C.-E.A Winslow Award Recipients (1955-2015)

- 1955 - Friend Lee Mickle
- 1956 - CT PH Nursing Agencies Board
- 1957 - Ira V. Hiscock and Stanley H. Osborn
- 1958 - Elizabeth Gordon Fox
- 1959 - M. Allen Pond
- 1960 - Alfred Burgdorf
- 1961 - John R. Paul
- 1962 - Hazel V. Dudley
- 1963 - Martha Clifford
- 1964 - Louis J. Dumont
- 1965 - Leonard F. Menczer
- 1966 - Warren J. Scott
- 1967 - Franklin M. Foote
- 1968 - Edward M. Cohart
- 1969 - Leonard Parente
- 1970 - Wilbur Johnston
- 1971 - Florence Austin
- 1972 - Mrs.

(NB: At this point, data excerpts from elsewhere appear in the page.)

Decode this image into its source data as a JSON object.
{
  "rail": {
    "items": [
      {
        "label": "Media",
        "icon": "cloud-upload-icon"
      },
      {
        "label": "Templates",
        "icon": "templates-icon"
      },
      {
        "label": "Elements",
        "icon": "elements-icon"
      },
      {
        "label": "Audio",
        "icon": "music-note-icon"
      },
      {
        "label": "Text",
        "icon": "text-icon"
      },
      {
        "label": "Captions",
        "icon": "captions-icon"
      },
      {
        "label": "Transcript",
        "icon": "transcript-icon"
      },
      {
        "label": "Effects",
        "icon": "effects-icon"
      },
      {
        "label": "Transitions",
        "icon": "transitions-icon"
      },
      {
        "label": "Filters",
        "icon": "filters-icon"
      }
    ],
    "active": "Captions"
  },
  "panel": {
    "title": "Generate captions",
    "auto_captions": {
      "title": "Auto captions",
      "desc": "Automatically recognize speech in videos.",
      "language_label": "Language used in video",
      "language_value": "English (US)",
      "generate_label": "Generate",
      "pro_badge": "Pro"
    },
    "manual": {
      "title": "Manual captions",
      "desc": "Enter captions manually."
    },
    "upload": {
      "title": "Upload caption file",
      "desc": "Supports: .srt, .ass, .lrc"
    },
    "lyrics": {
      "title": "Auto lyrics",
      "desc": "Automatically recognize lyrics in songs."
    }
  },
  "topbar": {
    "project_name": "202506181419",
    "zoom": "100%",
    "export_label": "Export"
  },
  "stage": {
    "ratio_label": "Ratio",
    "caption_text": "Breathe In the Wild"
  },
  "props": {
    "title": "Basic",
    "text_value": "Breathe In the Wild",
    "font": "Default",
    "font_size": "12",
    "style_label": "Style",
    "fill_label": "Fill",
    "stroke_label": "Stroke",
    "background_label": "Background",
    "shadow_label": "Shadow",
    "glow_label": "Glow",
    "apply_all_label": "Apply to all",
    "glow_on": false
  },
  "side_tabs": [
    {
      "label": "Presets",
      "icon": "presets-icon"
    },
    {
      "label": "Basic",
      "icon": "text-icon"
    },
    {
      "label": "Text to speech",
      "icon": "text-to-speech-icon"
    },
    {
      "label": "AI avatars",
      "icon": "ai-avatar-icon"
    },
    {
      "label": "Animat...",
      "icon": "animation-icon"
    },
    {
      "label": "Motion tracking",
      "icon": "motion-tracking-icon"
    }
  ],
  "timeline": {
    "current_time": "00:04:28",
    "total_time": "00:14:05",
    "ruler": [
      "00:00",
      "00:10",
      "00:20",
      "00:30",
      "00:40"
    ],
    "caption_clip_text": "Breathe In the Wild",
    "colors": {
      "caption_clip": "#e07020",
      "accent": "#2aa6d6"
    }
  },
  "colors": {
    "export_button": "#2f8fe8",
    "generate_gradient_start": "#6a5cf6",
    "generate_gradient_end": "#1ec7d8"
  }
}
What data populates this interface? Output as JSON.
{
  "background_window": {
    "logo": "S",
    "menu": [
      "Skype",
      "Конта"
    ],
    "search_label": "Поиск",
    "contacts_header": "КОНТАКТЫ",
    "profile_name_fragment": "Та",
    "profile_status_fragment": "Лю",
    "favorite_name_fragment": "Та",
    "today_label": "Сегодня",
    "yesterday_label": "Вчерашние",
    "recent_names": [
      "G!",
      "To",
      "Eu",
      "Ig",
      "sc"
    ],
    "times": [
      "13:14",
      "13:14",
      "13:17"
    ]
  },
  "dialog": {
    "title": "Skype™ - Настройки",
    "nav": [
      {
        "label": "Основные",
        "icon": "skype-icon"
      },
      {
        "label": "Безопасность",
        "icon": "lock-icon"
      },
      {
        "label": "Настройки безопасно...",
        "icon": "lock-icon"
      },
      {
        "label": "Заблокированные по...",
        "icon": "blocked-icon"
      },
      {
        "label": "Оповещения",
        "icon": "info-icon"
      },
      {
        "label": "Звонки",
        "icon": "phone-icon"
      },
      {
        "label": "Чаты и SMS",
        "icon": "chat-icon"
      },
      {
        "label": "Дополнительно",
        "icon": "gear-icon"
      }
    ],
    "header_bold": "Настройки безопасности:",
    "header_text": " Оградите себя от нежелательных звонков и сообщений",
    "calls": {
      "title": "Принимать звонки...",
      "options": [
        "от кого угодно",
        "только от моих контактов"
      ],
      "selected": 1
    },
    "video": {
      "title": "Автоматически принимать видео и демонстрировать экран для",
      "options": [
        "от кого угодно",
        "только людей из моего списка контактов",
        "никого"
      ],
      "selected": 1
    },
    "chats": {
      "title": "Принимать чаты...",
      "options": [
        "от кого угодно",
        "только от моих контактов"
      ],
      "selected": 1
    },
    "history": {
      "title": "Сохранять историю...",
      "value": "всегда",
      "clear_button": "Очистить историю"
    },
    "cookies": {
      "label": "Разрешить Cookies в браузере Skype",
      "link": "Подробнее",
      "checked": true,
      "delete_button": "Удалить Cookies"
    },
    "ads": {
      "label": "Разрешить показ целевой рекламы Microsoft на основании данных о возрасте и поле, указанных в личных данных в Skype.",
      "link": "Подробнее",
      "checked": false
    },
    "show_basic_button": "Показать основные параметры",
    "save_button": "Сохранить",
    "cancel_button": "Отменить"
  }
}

Chase Going Woodhouse
- 1973 - Edwin Meiss
- 1974 - James Hart
- 1975 - Barbara Christine
- 1976 - Adrian Ostfield
- 1977 - Estelle Siker
- 1978 - Fred Adams
- 1979 - J. Wister Meigs
- 1981 - Robert W. McCollum
- 1984 - I. S. Falk
- 1985 - George Silver
- 1986 - Ralph Gofstein
- 1987 - Alvin Novik
- 1988 - Martha Leonard
- 1989 - Elizabeth Bellis
- 1990 - Ruth Abbott
- 1991 - Roslyn U. Fishman
- 1992 - John Glasgow
- 1994 - Susan Addiss
- 1995 - James F. Jekel
- 1996 - Virginia S. Humphrey
- 1997 - James L. Hadler
- 1998 - Cornell Scott/Katrina Clark
- 1999 - Holger Hansen
- 2000 - Richard F. Straub
- 2001 - Marge Nelligan
- 2002 - Alfreda Turner
- 2003 - Elaine O'Keefe
- 2004 - Paul M. Shur
- 2005 - Joan Segal
- 2006 - Ruth N. Knollmueller
- 2007 - Katherine A. Kelley
- 2008 - Elaine Anderson
- 2009 - Michael J. Perlin
- 2010 - Baker Salsbury
- 2011 - Shelley Diehl Geballe
- 2012 - Patricia J. Checko
- 2014 - William G. Faraclas
- 2015 - Jeannette Ickovics
- 2016 - Debbie Humphries
- 2017 - Jennifer Kertanis

==CEA Winslow The Translator==
In 1896, he translated, from German, « Heimat », a play in four acts by Hermann Sudermann, renamed « Magda » and played by Henry Stephenson and Charles Waldron in a Broadway theatre production in New York City, New York.

==Monographs==
Winslow wrote nearly 600 articles and books on bacteriology, public health, sanitation, and health care administration. Among the more significant are:
- The Evolution and Significance of the Modern Public Health Campaign (1923)
- The Conquest of Epidemic Disease (1943)
- The History of American Epidemiology (1952).